This is the conclusion of the
Embedded Agencyseries. Previous posts:
Embedded Agents—Decision Theory—Embedded World-Models
Robust Delegation—Subsystem Alignment
A final word on curiosity, and intellectual puzzles:
I described an embedded agent, Emmy, and said that I don’t understand how she evaluates her options, models the world, models herself, or decomposes and solves problems.
在过去,当研究人员讨论亚博体育官网tivations for working on problems like these, they’ve generally focused on the motivation fromAI risk。AI研亚博体育官网究人员想建造可以以人类的通用方式解决问题的机器,并且二元论不是思考此类系统的现实框架。亚博体育苹果app官方下载特别是,随着AI系统变得更聪明,它特别容易崩溃。亚博体育苹果app官方下载当人们弄清楚如何构建通用AI系统时,我们希望这些研究人员处于更好的位置,以了解其系统,分析其内亚博体育苹果app官方下载部属性并对他们的未来行为充满信心。亚博体育官网
This is the motivation for most researchers today who are working on things like updateless decision theory and subsystem alignment. We care about basic conceptual puzzles which we think we need to figure out in order to achieve confidence in future AI systems, and not have to rely quite so much on brute-force search or trial and error.
但是,为什么我们可能需要也可能不需要AI中特定的概念见解的论点很长。我没有试图在这里涉足该辩论的细节。

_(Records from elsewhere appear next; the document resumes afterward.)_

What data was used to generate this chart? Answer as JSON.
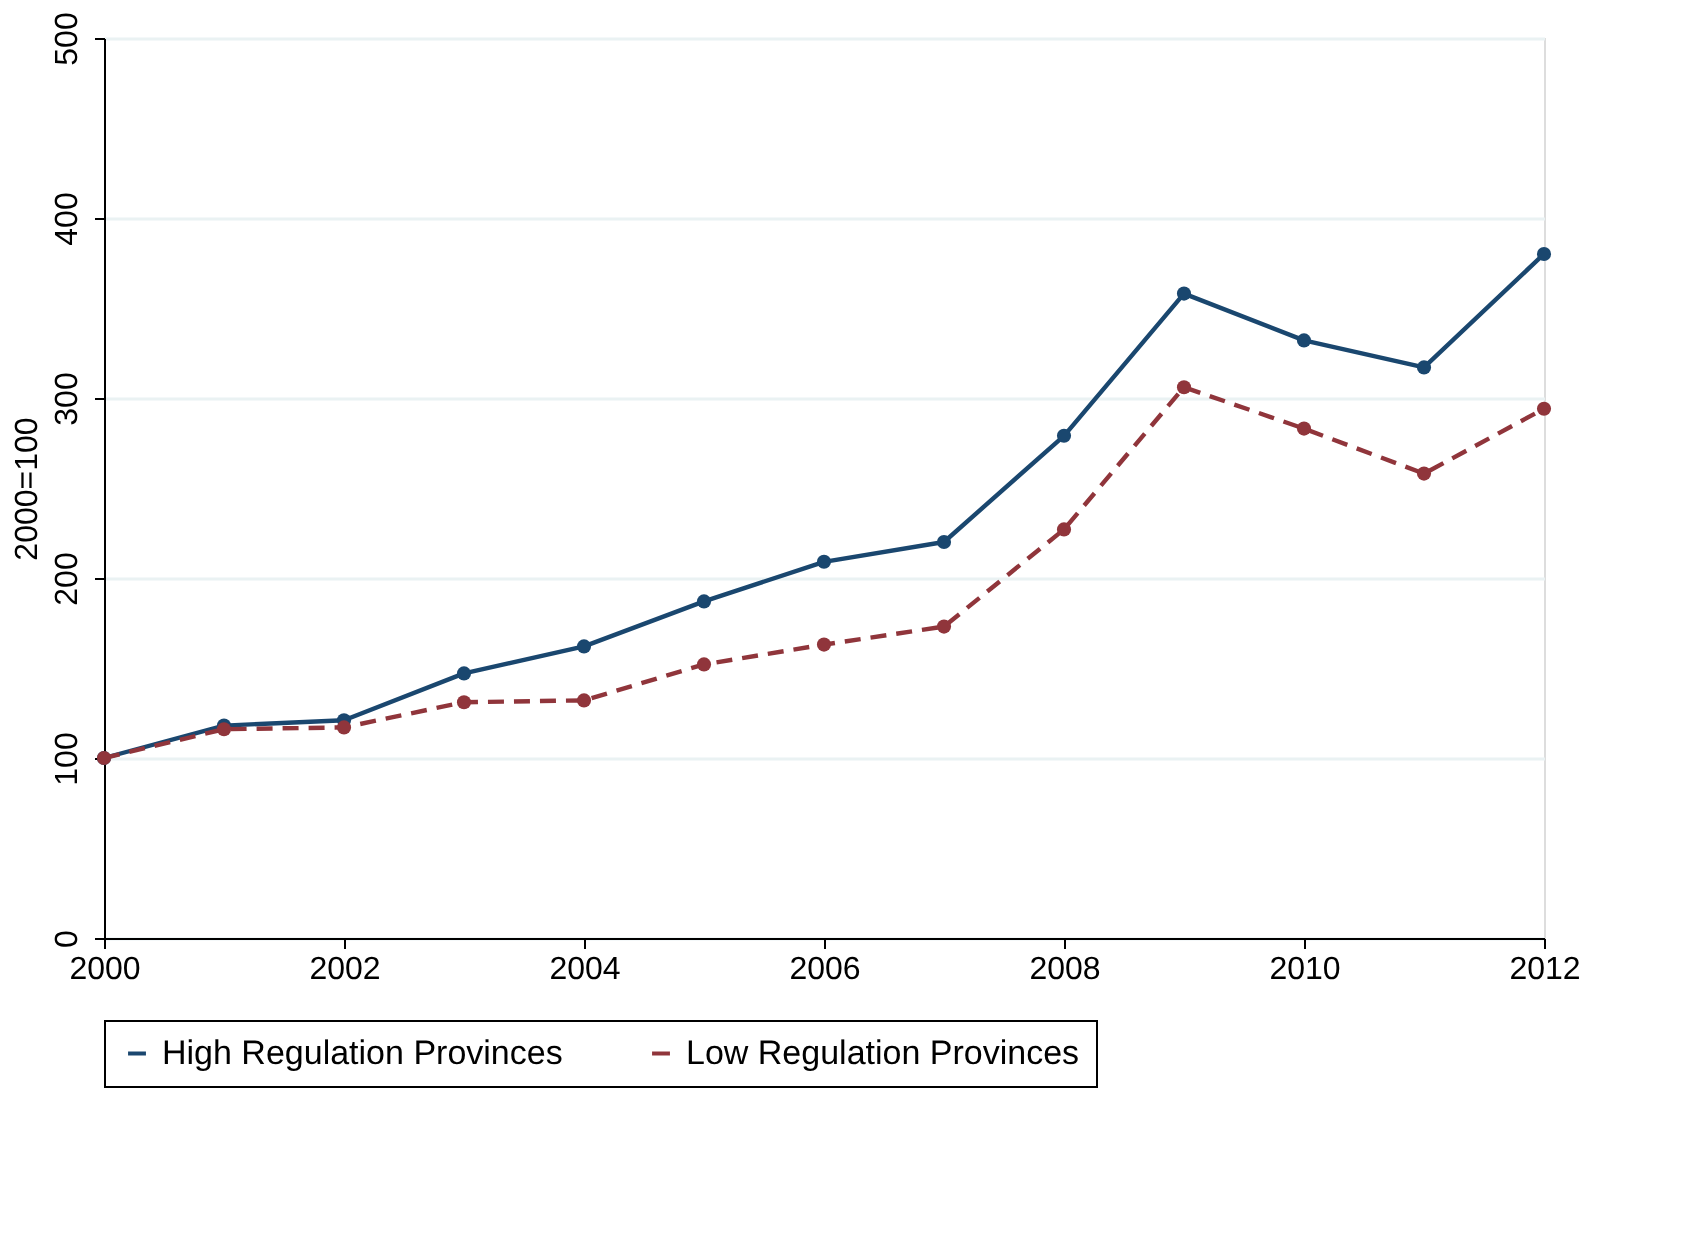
{
  "chart_data": {
    "type": "line",
    "ylabel": "2000=100",
    "x": [
      2000,
      2001,
      2002,
      2003,
      2004,
      2005,
      2006,
      2007,
      2008,
      2009,
      2010,
      2011,
      2012
    ],
    "series": [
      {
        "name": "High Regulation Provinces",
        "color": "#1a476f",
        "line_style": "solid",
        "values": [
          100,
          118,
          121,
          147,
          162,
          187,
          209,
          220,
          279,
          358,
          332,
          317,
          380
        ]
      },
      {
        "name": "Low Regulation Provinces",
        "color": "#90353b",
        "line_style": "dashed",
        "values": [
          100,
          116,
          117,
          131,
          132,
          152,
          163,
          173,
          227,
          306,
          283,
          258,
          294
        ]
      }
    ],
    "xlim": [
      2000,
      2012
    ],
    "xticks": [
      2000,
      2002,
      2004,
      2006,
      2008,
      2010,
      2012
    ],
    "ylim": [
      0,
      500
    ],
    "yticks": [
      0,
      100,
      200,
      300,
      400,
      500
    ],
    "grid": "y",
    "legend": "bottom",
    "marker": "circle"
  }
}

相反,我一直在讨论一组特定的研究方向亚博体育官网intellectual puzzle, and not as an instrumental strategy.
One downside of discussing these problems as instrumental strategies is that it can lead to some misunderstandings about为什么we think this kind of work is so important. With the “instrumental strategies” lens, it’s tempting to draw a direct line from a given research problem to a given safety concern. But it’s not that I’m imagining real-world embedded systems being “too Bayesian” and this somehow causing problems, if we don’t figure out what’s wrong with current models of rational agency. It’s certainly not that I’m imagining future AI systems being written in second-order logic! In most cases, I’m not trying at all to draw direct lines between research problems andspecific AI failure modes。
What I’m instead thinking about is this: We sure do seem to be working with the wrong basic concepts today when we try to think about what agency is, as seen by the fact that these concepts don’t transfer well to the more realistic embedded framework.
If AI developers in the future arestillworking with these confused and incomplete basic concepts as they try to actually build powerful real-world optimizers, that seems like a bad position to be in. And it seems like the research community is unlikely to figure most of this out by default in the course of just trying to develop more capable systems. Evolution certainly figured out how to build human brains without “understanding” any of this, via brute-force search.
嵌入式代理商是我试图指出我认为是一个非常重要且中心的地方的方式,我认为未来的研究人员也冒着陷入困境的风险。亚博体育官网
There’s also a lot of excellent AI alignment research that’s being done with an eye toward more direct applications; but I think of that safety research as having a different type signature than the puzzles I’ve talked about here.
Intellectual curiosity isn’t the ultimate reason we privilege these research directions. But there are somepracticaladvantages to orienting toward research questions from a place of curiosity at times, as opposed toonly applying the “practical impact” lens我们如何看待世界。
When we apply the curiosity lens to the world, we orient toward the sources of confusion preventing us from seeing clearly; the blank spots in our map, the flaws in our lens. It encourages re-checking assumptions and attending to blind spots, which is helpful as a psychological counterpoint to our “instrumental strategy” lens—the latter being more vulnerable to the urge to lean on whatever shaky premises we have on hand so we can get to more solidity and closure in our early thinking.
嵌入式代理is an organizing theme behind most, if not all, of our big curiosities. It seems like a central mystery underlying many concrete difficulties.